Learning SQL JOINs Using Real-Life Situations

sql join in real-life situations

The JOIN statement lets you work with data stored in multiple tables. This article is a practical introduction to the SQL JOIN.

Imagine if you could only work with one database table at a time. Fortunately, this isn’t anything we have to worry about. Once you learn the JOIN statement, you can start linking data together. This article will give you examples that illustrate how we use JOINs, how each type of JOIN works, and when to use each type. Plus, I’ll share some tips that will help you avoid making common mistakes when using JOINs.

What is the SQL JOIN Clause?

The JOIN clause allows us to combine the columns from two or more tables based on shared column values. Look at the following example. Say we have a students table that holds student names, their respective usernames, and an ID number. We also have a “comments” table that stores any comments students have posted in a forum. Here are the two tables.

Let’s add some test data:

INSERT INTO `students` VALUES
(1,'Jhon','jj2005'),(2,'Albert','salbert'),(3,'Mathew','powermath'),
(4,'Lisa','lisabbc'),(5,'Sandy','imsandyw'),(6,'Tamara','tamy21');
id name forum_username
1 Jhon jj2005
2 Albert salbert
3 Mathew powermath
4 Lisa lisabbc
5 Sandy imsandyw
6 Tamara tamy21
INSERT INTO 'comments' VALUES 
(1,'jj2005','Awesome!'),(2,'jj2005','This is great :)'),
(3,'powermath','Hmmm...'),(4,'imsandyw','Let\'s wait a moment'),
(5,'lisabbc','Sure thing'),(6,'lisabbc','wow!'),
(7,'lisabbc','lol 🙂 🙂 :)');
id forum_username comment
1 jj2005 Awesome!
2 jj2005 This is great 🙂
3 powermath Hmmm…
4 imsandyw Let’s wait a moment
5 lisabbc Sure thing
6 lisabbc wow!
7 lisabbc lol 🙂 🙂 🙂

As you can see, both tables have the forum_username column in common.
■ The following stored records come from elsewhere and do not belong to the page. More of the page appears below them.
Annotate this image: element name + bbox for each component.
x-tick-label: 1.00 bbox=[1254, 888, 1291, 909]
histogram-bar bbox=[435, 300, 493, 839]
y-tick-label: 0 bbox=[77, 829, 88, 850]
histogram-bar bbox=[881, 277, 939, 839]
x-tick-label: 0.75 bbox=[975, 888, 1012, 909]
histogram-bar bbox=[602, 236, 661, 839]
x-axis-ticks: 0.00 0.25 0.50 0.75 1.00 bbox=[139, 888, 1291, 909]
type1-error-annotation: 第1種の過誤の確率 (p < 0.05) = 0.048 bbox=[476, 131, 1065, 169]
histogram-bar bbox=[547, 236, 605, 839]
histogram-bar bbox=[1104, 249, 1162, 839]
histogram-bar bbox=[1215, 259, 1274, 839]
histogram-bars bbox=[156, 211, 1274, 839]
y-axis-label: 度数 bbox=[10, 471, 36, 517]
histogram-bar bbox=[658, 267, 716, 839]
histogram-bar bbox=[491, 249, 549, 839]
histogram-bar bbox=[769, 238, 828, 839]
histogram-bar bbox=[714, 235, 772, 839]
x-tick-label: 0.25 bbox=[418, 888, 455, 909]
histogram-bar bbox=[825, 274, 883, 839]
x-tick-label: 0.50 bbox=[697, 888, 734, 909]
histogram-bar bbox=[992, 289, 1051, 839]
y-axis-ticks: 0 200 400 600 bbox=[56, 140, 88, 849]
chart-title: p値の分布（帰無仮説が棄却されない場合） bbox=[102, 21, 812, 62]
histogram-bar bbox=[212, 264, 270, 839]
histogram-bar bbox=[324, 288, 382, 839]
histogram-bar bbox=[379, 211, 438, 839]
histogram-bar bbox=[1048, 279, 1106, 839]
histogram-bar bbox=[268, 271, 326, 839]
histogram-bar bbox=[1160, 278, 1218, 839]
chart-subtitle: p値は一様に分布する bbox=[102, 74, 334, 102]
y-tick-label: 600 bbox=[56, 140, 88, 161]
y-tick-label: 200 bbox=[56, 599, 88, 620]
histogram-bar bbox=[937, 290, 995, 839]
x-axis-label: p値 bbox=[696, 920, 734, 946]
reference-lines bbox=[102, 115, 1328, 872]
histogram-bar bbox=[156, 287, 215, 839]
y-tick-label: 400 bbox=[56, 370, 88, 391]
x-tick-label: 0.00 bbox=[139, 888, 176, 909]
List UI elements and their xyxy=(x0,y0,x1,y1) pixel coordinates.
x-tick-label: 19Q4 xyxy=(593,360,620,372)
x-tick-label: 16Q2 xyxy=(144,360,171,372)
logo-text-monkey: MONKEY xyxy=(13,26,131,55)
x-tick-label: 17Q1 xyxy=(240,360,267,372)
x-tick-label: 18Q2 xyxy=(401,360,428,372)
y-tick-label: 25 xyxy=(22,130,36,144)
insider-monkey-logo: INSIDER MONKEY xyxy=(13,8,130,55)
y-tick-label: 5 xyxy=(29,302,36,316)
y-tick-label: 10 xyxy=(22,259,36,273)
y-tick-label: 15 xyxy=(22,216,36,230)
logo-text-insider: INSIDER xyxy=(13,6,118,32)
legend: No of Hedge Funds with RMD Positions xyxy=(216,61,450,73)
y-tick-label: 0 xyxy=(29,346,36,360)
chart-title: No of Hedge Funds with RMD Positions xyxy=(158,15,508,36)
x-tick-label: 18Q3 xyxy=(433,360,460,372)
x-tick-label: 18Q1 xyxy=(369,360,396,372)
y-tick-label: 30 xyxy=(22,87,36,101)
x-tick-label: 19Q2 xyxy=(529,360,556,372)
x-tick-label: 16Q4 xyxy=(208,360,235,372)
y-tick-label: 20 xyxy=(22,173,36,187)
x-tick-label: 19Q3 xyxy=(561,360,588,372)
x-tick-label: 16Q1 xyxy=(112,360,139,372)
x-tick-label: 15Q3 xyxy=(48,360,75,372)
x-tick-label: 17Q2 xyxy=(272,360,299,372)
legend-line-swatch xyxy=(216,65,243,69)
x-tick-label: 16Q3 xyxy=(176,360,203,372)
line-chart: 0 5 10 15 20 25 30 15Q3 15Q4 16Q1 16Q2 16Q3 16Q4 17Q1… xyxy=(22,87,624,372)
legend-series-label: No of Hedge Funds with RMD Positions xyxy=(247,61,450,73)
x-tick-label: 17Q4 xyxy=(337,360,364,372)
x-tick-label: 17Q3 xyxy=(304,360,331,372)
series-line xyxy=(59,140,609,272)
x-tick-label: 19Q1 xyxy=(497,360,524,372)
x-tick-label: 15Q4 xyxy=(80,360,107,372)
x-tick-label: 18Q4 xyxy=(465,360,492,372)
Therefore, this column can be used to in a JOIN statement to relate the two tables together.

For example, if we wanted to know the actual student name for each of the comments in the forum, we would write this JOIN query:

SELECT 
    students.name, comments.forum_username, comments.comment
FROM
   students 
       INNER JOIN
   comments ON students.forum_username = comments.forum_username
ORDER BY students.name ASC;

The results would look like this:

name forum_username comment
Jhon jj2005 Awesome!
Jhon jj2005 This is great 🙂
Lisa lisabbc lol 🙂 🙂 🙂
Lisa lisabbc wow!
Lisa lisabbc Sure thing
Mathew powermath Hmmm…
Sandy imsandyw Let’s wait a moment

Note: I have purposely used forum_username to illustrate the JOIN concept, but in practice you would use the primary key (in this case, the id column from the students table) to relate tables.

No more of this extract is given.